凌晨五点左右,天色依然漆黑,山间的雾气浓得化不开。他们离开老君观,按照导航仪上标示的坐标C方向,向更东北方向的深山进发。根据地图,气象备份站位于一个地势较高、相对孤立的山脊背面,需要翻越一个不算太高的垭口。
山路崎岖,雾气弥漫,能见度极低。他们只能依靠导航仪的粗略指引和皮质地图上标注的大致地形特征,在密林和乱石中摸索前进。陈知行不断查看导航仪,确保方向大致正确。代表“悬镜”节点的光点和那三个红点,在他们出发后不久,忽然开始了明显的移动!三个红点离开了“悬镜”节点区域,开始向西北方向,也就是他们之前来的方向移动。但移动速度不快,而且路径有些曲折,似乎受到了地形或“悬镜”节点残留干扰的影响。

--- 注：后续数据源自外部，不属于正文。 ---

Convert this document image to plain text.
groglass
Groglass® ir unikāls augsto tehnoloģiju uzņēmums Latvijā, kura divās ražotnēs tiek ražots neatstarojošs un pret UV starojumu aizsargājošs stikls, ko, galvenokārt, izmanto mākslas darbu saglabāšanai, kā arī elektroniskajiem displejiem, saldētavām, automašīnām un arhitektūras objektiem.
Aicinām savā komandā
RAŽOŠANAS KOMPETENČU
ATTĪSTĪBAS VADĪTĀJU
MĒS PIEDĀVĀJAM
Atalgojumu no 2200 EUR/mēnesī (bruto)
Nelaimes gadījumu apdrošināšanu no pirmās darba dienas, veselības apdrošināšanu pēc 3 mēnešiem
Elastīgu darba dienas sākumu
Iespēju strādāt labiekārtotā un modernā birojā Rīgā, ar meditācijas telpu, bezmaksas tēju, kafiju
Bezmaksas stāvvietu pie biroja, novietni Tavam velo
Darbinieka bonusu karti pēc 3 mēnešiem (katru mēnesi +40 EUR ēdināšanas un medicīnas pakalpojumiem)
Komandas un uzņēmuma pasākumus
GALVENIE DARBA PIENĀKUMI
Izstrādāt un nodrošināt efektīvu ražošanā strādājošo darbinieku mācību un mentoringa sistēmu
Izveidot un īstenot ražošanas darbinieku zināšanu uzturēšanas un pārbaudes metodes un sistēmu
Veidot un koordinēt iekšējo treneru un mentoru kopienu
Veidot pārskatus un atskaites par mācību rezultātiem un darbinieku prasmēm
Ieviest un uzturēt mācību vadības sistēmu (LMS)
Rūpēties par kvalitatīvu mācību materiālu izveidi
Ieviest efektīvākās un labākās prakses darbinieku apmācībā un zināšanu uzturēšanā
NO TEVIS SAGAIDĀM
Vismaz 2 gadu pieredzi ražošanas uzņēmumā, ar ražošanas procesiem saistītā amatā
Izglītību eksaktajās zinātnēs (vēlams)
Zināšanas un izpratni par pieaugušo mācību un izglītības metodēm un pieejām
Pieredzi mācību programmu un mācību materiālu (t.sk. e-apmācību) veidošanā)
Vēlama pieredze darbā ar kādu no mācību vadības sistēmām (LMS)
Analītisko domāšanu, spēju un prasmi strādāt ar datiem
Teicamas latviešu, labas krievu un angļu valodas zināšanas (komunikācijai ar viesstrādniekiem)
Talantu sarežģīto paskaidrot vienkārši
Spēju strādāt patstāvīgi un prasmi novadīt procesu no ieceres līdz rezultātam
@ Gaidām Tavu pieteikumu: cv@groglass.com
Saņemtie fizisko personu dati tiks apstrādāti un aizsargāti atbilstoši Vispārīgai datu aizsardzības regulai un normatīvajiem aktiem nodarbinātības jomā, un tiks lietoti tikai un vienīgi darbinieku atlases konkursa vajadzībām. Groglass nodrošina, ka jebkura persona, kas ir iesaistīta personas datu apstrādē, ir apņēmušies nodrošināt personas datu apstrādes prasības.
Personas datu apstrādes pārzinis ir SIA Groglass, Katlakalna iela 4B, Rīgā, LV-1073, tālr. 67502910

“他们可能放弃了那个矿洞入口,开始向更外围搜索。”李文博分析,“方向大致对着老君观这边,但应该没那么快找到准确位置。我们得加快速度,在他们拉网搜索到这里之前,抵达气象站。”
他们加快了步伐,赵峰咬牙坚持着。陈知行则一边走,一边在脑海中整理着与“望气”节点通讯得到的信息。节点提到“深层数据库访问受限”,需要“修复主节点或激活更多次级节点”才能恢复网络。修复“藏机”节点(721基地)目前看来不可能,陆振华的人肯定守在那里。那么,激活其他次级节点呢?“望气”本身就是次级节点,但处于低功耗运行,可能需要“承继者”亲自到场,用类似的方法(或许也需要某种“钥匙”?)去提升它的运行等级。还有“观星”、“听涛”等其他节点,它们的状态是“废弃”或“损毁”,可能已经完全无法工作。
“归墟”监测数据流“微弱但持续”,倒计时“正常”。这意味着那个巨大的、可能是跨越数百甚至更长时间尺度的“锚定”计划,仍在缓慢推进。而他们,阴差阳错地,成为了这个古老计划的“临时承继者”。
早晨六点整,他们在一处相对隐蔽的石崖下暂时休息。陈知行立刻打开电台,调到“地脉谐振频段”。
准时,那微弱但规律的脉冲信号再次出现。陈知行集中精神接收、解码。
“节点望气报告。未授权生命体(三个)已离开悬镜节点范围,向西北方向移动,速度约每小时3公里,搜索模式。地脉节点方向未发现异常。能量扰动记录:过去12小时内,地脉节点有一次低能量访问记录(推测为承继者通讯)。网络整体状态:无变化。外部环境监测:东北方向(气象备份站方向)天气稳定,有晨雾,能见度低,对隐蔽行进有利,但需注意湿滑。完毕。”
“收到。感谢。承继者正在前往坐标C。预计今天下午抵达。请继续监测悬镜方向及地脉节点外围。如有威胁接近坐标C,请提前预警。完毕。”陈知行发送了回复。
“信息收到。将加强坐标C方向被动监测。注意:坐标C所在山脊,局部地磁略有异常,可能导致指南针及部分电子设备偏差。完毕。”
地磁异常?陈知行记下了这个信息。在山区,尤其是有特殊地质构造或矿藏的地方,地磁异常并不罕见。但对于依赖导航的他们来说,需要额外注意。
通讯窗口很快结束。他们吃了点东西,补充水分,继续赶路。
晨雾在上午九点左右开始逐渐消散,能见度好了很多,但也意味着他们暴露的风险增加。他们尽量沿着树林和山谷的阴影行进。导航仪显示,他们距离坐标C还有大约八公里的直线距离,但山路曲折,实际路程可能要翻倍。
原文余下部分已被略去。